Bislang konnten sich Unternehmen auf den europäischen Binnenmarkt verlassen. Die Brexit-Entscheidung und die Katalonien-Krise rütteln an diesem Glauben. Sollte sich dieser Schwebezustand verlängern oder auf weitere Regionen ausbreiten, werden sich Unternehmen andere Standorte für ihre Investitionen suchen.

Auf die bereits spürbaren Folgen durch die Abwertung des Pfunds reagieren die Mittelständler selbstbewusst. Genau wie die Progroup haben auch Stihl, Katjes und Co. die Preise erhöht – weil es keine nennenswerten Mitbewerber in ihrem Qualitätssegment gibt.

Es zeichnet sich ab, dass die Kunden erst mal die Zeche des nahenden Brexit zahlen müssen. Die Verbraucherpreise sind seit dem vergangenen Jahr laut Eurostat um mehr als zwei Prozentpunkte gestiegen. Mittlerweile beträgt die monatliche Teuerungsrate für die Eurozone ungewöhnlich hohe drei Prozent.

Retropie statt Utopie

Doch viele Menschen scheinen bereit zu sein, für mehr Autonomie sprichwörtlich einen hohen Preis zu bezahlen. Experten wie der Direktor des Hamburgischen Weltwirtschaftsinstituts HWWI, Prof. Henning Vöpel, sprechen von einer „Retropie, dem Rückzug ins Vertraute, der Sehnsucht nach Ab- und Eingrenzung.“

Diese Sehnsucht zeigt sich nicht nur in Großbritannien und Katalonien, sondern auch in Belgien (Neu-Flämische Allianz), Schottland (Scottish National Party) und Italien (Lega Nord).
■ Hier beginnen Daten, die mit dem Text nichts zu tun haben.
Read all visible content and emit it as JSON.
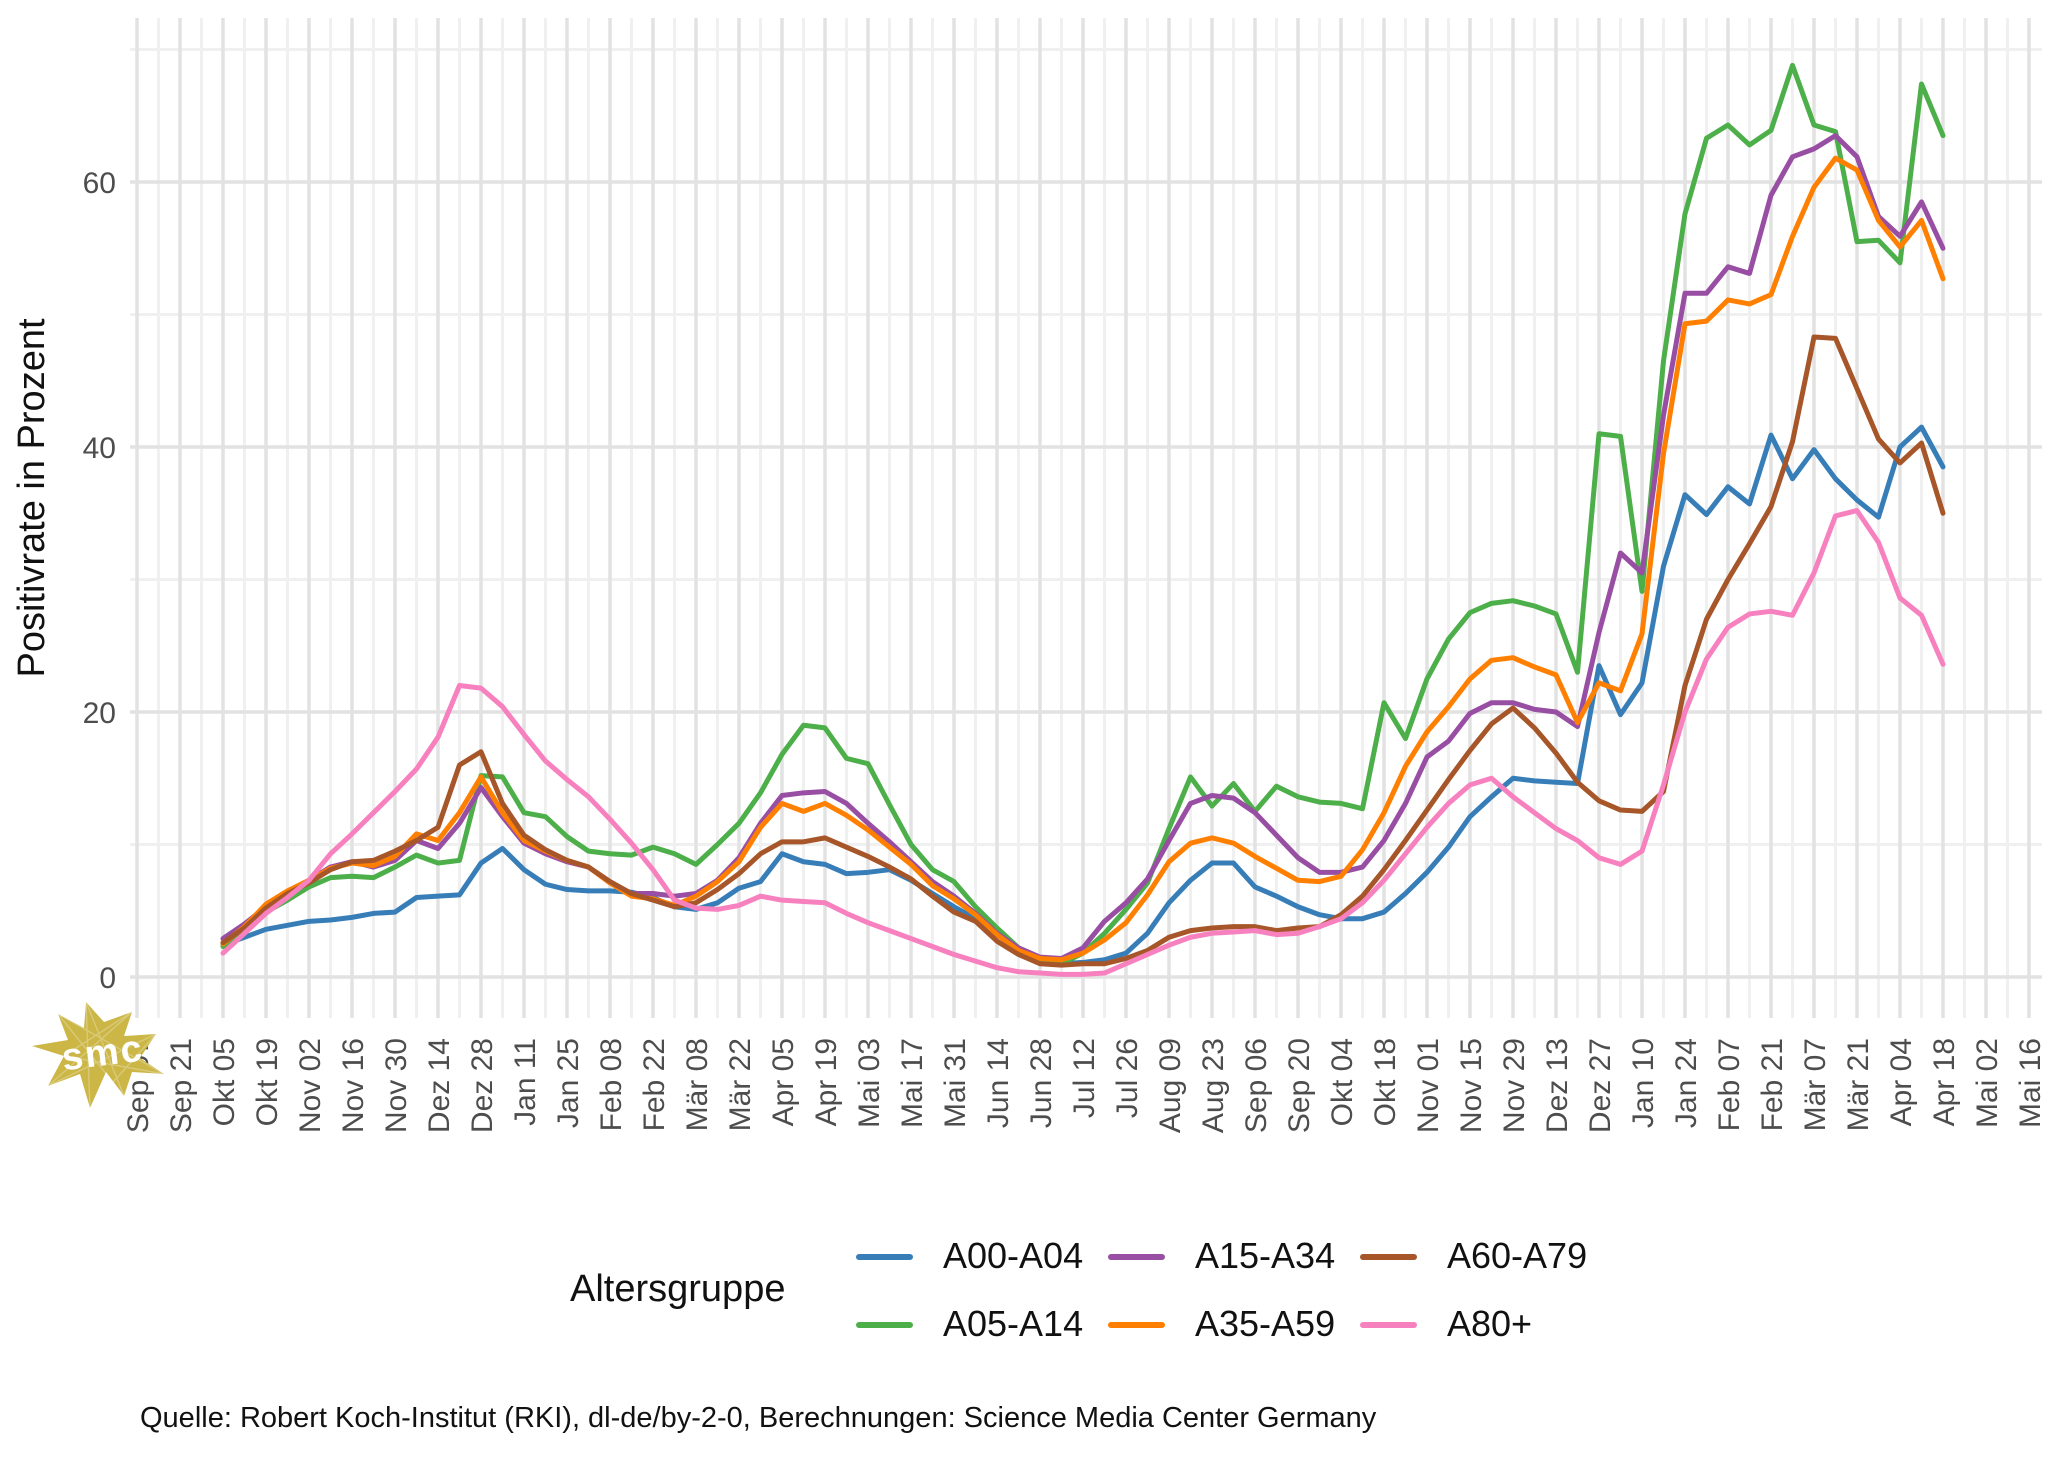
{
  "y_axis": {
    "label": "Positivrate in Prozent",
    "tick_labels": [
      "0",
      "20",
      "40",
      "60"
    ]
  },
  "x_axis": {
    "tick_labels": [
      "Sep 07",
      "Sep 21",
      "Okt 05",
      "Okt 19",
      "Nov 02",
      "Nov 16",
      "Nov 30",
      "Dez 14",
      "Dez 28",
      "Jan 11",
      "Jan 25",
      "Feb 08",
      "Feb 22",
      "Mär 08",
      "Mär 22",
      "Apr 05",
      "Apr 19",
      "Mai 03",
      "Mai 17",
      "Mai 31",
      "Jun 14",
      "Jun 28",
      "Jul 12",
      "Jul 26",
      "Aug 09",
      "Aug 23",
      "Sep 06",
      "Sep 20",
      "Okt 04",
      "Okt 18",
      "Nov 01",
      "Nov 15",
      "Nov 29",
      "Dez 13",
      "Dez 27",
      "Jan 10",
      "Jan 24",
      "Feb 07",
      "Feb 21",
      "Mär 07",
      "Mär 21",
      "Apr 04",
      "Apr 18",
      "Mai 02",
      "Mai 16"
    ]
  },
  "legend": {
    "title": "Altersgruppe",
    "items": [
      {
        "label": "A00-A04",
        "color": "#377EB8",
        "col": 0,
        "row": 0
      },
      {
        "label": "A05-A14",
        "color": "#4DAF4A",
        "col": 0,
        "row": 1
      },
      {
        "label": "A15-A34",
        "color": "#984EA3",
        "col": 1,
        "row": 0
      },
      {
        "label": "A35-A59",
        "color": "#FF7F00",
        "col": 1,
        "row": 1
      },
      {
        "label": "A60-A79",
        "color": "#A65628",
        "col": 2,
        "row": 0
      },
      {
        "label": "A80+",
        "color": "#F781BF",
        "col": 2,
        "row": 1
      }
    ]
  },
  "caption": "Quelle: Robert Koch-Institut (RKI), dl-de/by-2-0, Berechnungen: Science Media Center Germany",
  "watermark": {
    "text": "smc",
    "color": "#CBB646"
  },
  "chart_data": {
    "type": "line",
    "title": "",
    "xlabel": "",
    "ylabel": "Positivrate in Prozent",
    "legend_title": "Altersgruppe",
    "legend_position": "bottom",
    "grid": true,
    "ylim": [
      -3,
      72
    ],
    "yticks_major": [
      0,
      20,
      40,
      60
    ],
    "yticks_minor": [
      10,
      30,
      50,
      70
    ],
    "x_tick_labels": [
      "Sep 07",
      "Sep 21",
      "Okt 05",
      "Okt 19",
      "Nov 02",
      "Nov 16",
      "Nov 30",
      "Dez 14",
      "Dez 28",
      "Jan 11",
      "Jan 25",
      "Feb 08",
      "Feb 22",
      "Mär 08",
      "Mär 22",
      "Apr 05",
      "Apr 19",
      "Mai 03",
      "Mai 17",
      "Mai 31",
      "Jun 14",
      "Jun 28",
      "Jul 12",
      "Jul 26",
      "Aug 09",
      "Aug 23",
      "Sep 06",
      "Sep 20",
      "Okt 04",
      "Okt 18",
      "Nov 01",
      "Nov 15",
      "Nov 29",
      "Dez 13",
      "Dez 27",
      "Jan 10",
      "Jan 24",
      "Feb 07",
      "Feb 21",
      "Mär 07",
      "Mär 21",
      "Apr 04",
      "Apr 18",
      "Mai 02",
      "Mai 16"
    ],
    "x_weeks_per_tick": 2,
    "data_start_tick_index": 2,
    "x": [
      "2020-10-05",
      "2020-10-12",
      "2020-10-19",
      "2020-10-26",
      "2020-11-02",
      "2020-11-09",
      "2020-11-16",
      "2020-11-23",
      "2020-11-30",
      "2020-12-07",
      "2020-12-14",
      "2020-12-21",
      "2020-12-28",
      "2021-01-04",
      "2021-01-11",
      "2021-01-18",
      "2021-01-25",
      "2021-02-01",
      "2021-02-08",
      "2021-02-15",
      "2021-02-22",
      "2021-03-01",
      "2021-03-08",
      "2021-03-15",
      "2021-03-22",
      "2021-03-29",
      "2021-04-05",
      "2021-04-12",
      "2021-04-19",
      "2021-04-26",
      "2021-05-03",
      "2021-05-10",
      "2021-05-17",
      "2021-05-24",
      "2021-05-31",
      "2021-06-07",
      "2021-06-14",
      "2021-06-21",
      "2021-06-28",
      "2021-07-05",
      "2021-07-12",
      "2021-07-19",
      "2021-07-26",
      "2021-08-02",
      "2021-08-09",
      "2021-08-16",
      "2021-08-23",
      "2021-08-30",
      "2021-09-06",
      "2021-09-13",
      "2021-09-20",
      "2021-09-27",
      "2021-10-04",
      "2021-10-11",
      "2021-10-18",
      "2021-10-25",
      "2021-11-01",
      "2021-11-08",
      "2021-11-15",
      "2021-11-22",
      "2021-11-29",
      "2021-12-06",
      "2021-12-13",
      "2021-12-20",
      "2021-12-27",
      "2022-01-03",
      "2022-01-10",
      "2022-01-17",
      "2022-01-24",
      "2022-01-31",
      "2022-02-07",
      "2022-02-14",
      "2022-02-21",
      "2022-02-28",
      "2022-03-07",
      "2022-03-14",
      "2022-03-21",
      "2022-03-28",
      "2022-04-04",
      "2022-04-11",
      "2022-04-18"
    ],
    "series": [
      {
        "name": "A00-A04",
        "color": "#377EB8",
        "values": [
          2.4,
          3.0,
          3.6,
          3.9,
          4.2,
          4.3,
          4.5,
          4.8,
          4.9,
          6.0,
          6.1,
          6.2,
          8.6,
          9.7,
          8.1,
          7.0,
          6.6,
          6.5,
          6.5,
          6.4,
          6.0,
          5.3,
          5.1,
          5.6,
          6.7,
          7.2,
          9.3,
          8.7,
          8.5,
          7.8,
          7.9,
          8.1,
          7.3,
          6.3,
          5.3,
          4.4,
          3.2,
          2.0,
          1.3,
          1.0,
          1.1,
          1.3,
          1.8,
          3.3,
          5.6,
          7.3,
          8.6,
          8.6,
          6.8,
          6.1,
          5.3,
          4.7,
          4.4,
          4.4,
          4.9,
          6.3,
          7.9,
          9.8,
          12.1,
          13.6,
          15.0,
          14.8,
          14.7,
          14.6,
          23.5,
          19.8,
          22.2,
          31.0,
          36.4,
          34.9,
          37.0,
          35.7,
          40.9,
          37.6,
          39.8,
          37.6,
          36.0,
          34.7,
          40.0,
          41.5,
          38.5
        ]
      },
      {
        "name": "A05-A14",
        "color": "#4DAF4A",
        "values": [
          2.3,
          3.5,
          4.9,
          5.8,
          6.8,
          7.5,
          7.6,
          7.5,
          8.3,
          9.2,
          8.6,
          8.8,
          15.2,
          15.1,
          12.4,
          12.1,
          10.6,
          9.5,
          9.3,
          9.2,
          9.8,
          9.3,
          8.5,
          10.0,
          11.6,
          13.9,
          16.8,
          19.0,
          18.8,
          16.5,
          16.1,
          13.0,
          10.0,
          8.1,
          7.2,
          5.3,
          3.7,
          2.2,
          1.3,
          1.0,
          1.8,
          3.3,
          5.1,
          7.1,
          11.2,
          15.1,
          12.9,
          14.6,
          12.5,
          14.4,
          13.6,
          13.2,
          13.1,
          12.7,
          20.7,
          18.0,
          22.5,
          25.5,
          27.5,
          28.2,
          28.4,
          28.0,
          27.4,
          23.0,
          41.0,
          40.8,
          29.1,
          46.5,
          57.6,
          63.3,
          64.3,
          62.8,
          63.9,
          68.8,
          64.3,
          63.8,
          55.5,
          55.6,
          53.9,
          67.4,
          63.5
        ]
      },
      {
        "name": "A15-A34",
        "color": "#984EA3",
        "values": [
          2.9,
          4.0,
          5.3,
          6.2,
          7.3,
          8.3,
          8.7,
          8.3,
          8.8,
          10.3,
          9.7,
          11.6,
          14.3,
          12.1,
          10.1,
          9.3,
          8.7,
          8.3,
          7.1,
          6.3,
          6.3,
          6.1,
          6.3,
          7.3,
          9.0,
          11.6,
          13.7,
          13.9,
          14.0,
          13.1,
          11.6,
          10.2,
          8.7,
          7.2,
          6.1,
          4.8,
          3.3,
          2.2,
          1.5,
          1.4,
          2.2,
          4.2,
          5.6,
          7.4,
          10.3,
          13.1,
          13.7,
          13.5,
          12.4,
          10.7,
          9.0,
          7.9,
          7.9,
          8.3,
          10.3,
          13.1,
          16.6,
          17.8,
          19.9,
          20.7,
          20.7,
          20.2,
          20.0,
          18.9,
          26.0,
          32.0,
          30.5,
          42.4,
          51.6,
          51.6,
          53.6,
          53.1,
          59.0,
          61.9,
          62.5,
          63.5,
          61.9,
          57.4,
          55.9,
          58.5,
          55.0
        ]
      },
      {
        "name": "A35-A59",
        "color": "#FF7F00",
        "values": [
          2.5,
          3.8,
          5.5,
          6.5,
          7.3,
          8.2,
          8.6,
          8.4,
          9.1,
          10.8,
          10.3,
          12.4,
          15.1,
          12.4,
          10.3,
          9.5,
          8.8,
          8.3,
          7.1,
          6.1,
          5.9,
          5.4,
          6.1,
          7.2,
          8.7,
          11.3,
          13.1,
          12.5,
          13.1,
          12.2,
          11.1,
          9.8,
          8.5,
          6.9,
          5.9,
          4.7,
          3.2,
          2.0,
          1.4,
          1.3,
          1.8,
          2.8,
          4.1,
          6.2,
          8.7,
          10.1,
          10.5,
          10.1,
          9.1,
          8.2,
          7.3,
          7.2,
          7.6,
          9.6,
          12.4,
          15.9,
          18.5,
          20.4,
          22.5,
          23.9,
          24.1,
          23.4,
          22.8,
          19.2,
          22.2,
          21.6,
          25.9,
          39.5,
          49.3,
          49.5,
          51.1,
          50.8,
          51.5,
          55.9,
          59.6,
          61.8,
          60.9,
          57.1,
          55.1,
          57.1,
          52.7
        ]
      },
      {
        "name": "A60-A79",
        "color": "#A65628",
        "values": [
          2.6,
          3.7,
          5.2,
          6.3,
          7.1,
          8.1,
          8.7,
          8.8,
          9.5,
          10.3,
          11.3,
          16.0,
          17.0,
          13.1,
          10.7,
          9.6,
          8.8,
          8.3,
          7.2,
          6.3,
          5.8,
          5.3,
          5.6,
          6.6,
          7.8,
          9.3,
          10.2,
          10.2,
          10.5,
          9.8,
          9.1,
          8.3,
          7.4,
          6.1,
          4.9,
          4.2,
          2.7,
          1.7,
          1.0,
          0.9,
          1.0,
          1.0,
          1.4,
          2.0,
          3.0,
          3.5,
          3.7,
          3.8,
          3.8,
          3.5,
          3.7,
          3.8,
          4.7,
          6.1,
          8.1,
          10.3,
          12.6,
          14.9,
          17.1,
          19.1,
          20.3,
          18.8,
          16.9,
          14.7,
          13.3,
          12.6,
          12.5,
          14.0,
          22.0,
          27.0,
          30.0,
          32.7,
          35.5,
          40.4,
          48.3,
          48.2,
          44.4,
          40.6,
          38.8,
          40.3,
          35.0
        ]
      },
      {
        "name": "A80+",
        "color": "#F781BF",
        "values": [
          1.8,
          3.3,
          4.8,
          6.0,
          7.3,
          9.3,
          10.8,
          12.4,
          14.0,
          15.7,
          18.1,
          22.0,
          21.8,
          20.4,
          18.3,
          16.3,
          14.9,
          13.6,
          11.9,
          10.1,
          8.1,
          5.8,
          5.2,
          5.1,
          5.4,
          6.1,
          5.8,
          5.7,
          5.6,
          4.8,
          4.1,
          3.5,
          2.9,
          2.3,
          1.7,
          1.2,
          0.7,
          0.4,
          0.3,
          0.2,
          0.2,
          0.3,
          1.0,
          1.7,
          2.4,
          3.0,
          3.3,
          3.4,
          3.5,
          3.2,
          3.3,
          3.8,
          4.4,
          5.6,
          7.3,
          9.3,
          11.3,
          13.1,
          14.5,
          15.0,
          13.6,
          12.4,
          11.2,
          10.3,
          9.0,
          8.5,
          9.5,
          14.5,
          20.0,
          24.0,
          26.4,
          27.4,
          27.6,
          27.3,
          30.5,
          34.8,
          35.2,
          32.8,
          28.6,
          27.3,
          23.6
        ]
      }
    ]
  }
}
Bei allen Regionen zeigt sich ein bestimmtes Muster, wie der Ökonom Dr. Gehring von der Universität Zürich in der November-Ausgabe der Zeitschrift Wirtschaftsdienst analysiert. Ökonomisch geht es allen Regionen prächtig, sie verfügen über viele natürliche Ressourcen wie etwa Erdöl oder sind durch ihre gute Infrastruktur und Logistik attraktiv für Unternehmen. Dazu kommt die Überzeugung, zu viel an die Solidargemeinschaft abzudrücken. Beim Brexit war das gewichtigste Pro-Argument die angeblich zu hohen Transferzahlungen an die EU. Auch in Katalonien ist der Finanzausgleich zwischen den Regionen einer der Hauptstreitpunkte zwischen den Konfliktparteien. Laut Wirtschaftsvertreter Peters ist es „ein Musterbeispiel für das, was in Spanien schief läuft“. Er kritisiert: „Man hat jahrelang versäumt, das zu regeln.“

Planbarkeit wichtiger als Einheit

Dabei ist eine mögliche Abspaltung nicht mal der Worst Case für die Unternehmen. Dies zeigt das Beispiel Slowakei nach der friedlichen Auflösung der Tschechoslowakei 1993. Auch der Verzicht auf eine EU-Mitgliedschaft muss kein ökonomischer Nachteil sein – Norwegen oder die Schweiz gehören zu den wohlhabendsten Staaten überhaupt. Was die derzeitige Lage ungleich schwieriger macht, sind der Unfrieden und ungelöste Konflikte. Das Institut der deutschen Wirtschaft warnt deshalb die beteiligten Parteien davor, mit ihrem Verhalten die wirtschaftliche Stabilität aufs Spiel zu setzen: „Derzeit brummt die Wirtschaft in Europa und gibt Widerstandskraft gegen die politischen Widrigkeiten. Allerdings dürfen diese Krisen nicht zu lange schwelen, sonst droht die gute Stimmung, allmählich zu kippen“, sagt Jürgen Matthes, zuständig für internationale Wirtschaftsordnung beim IW.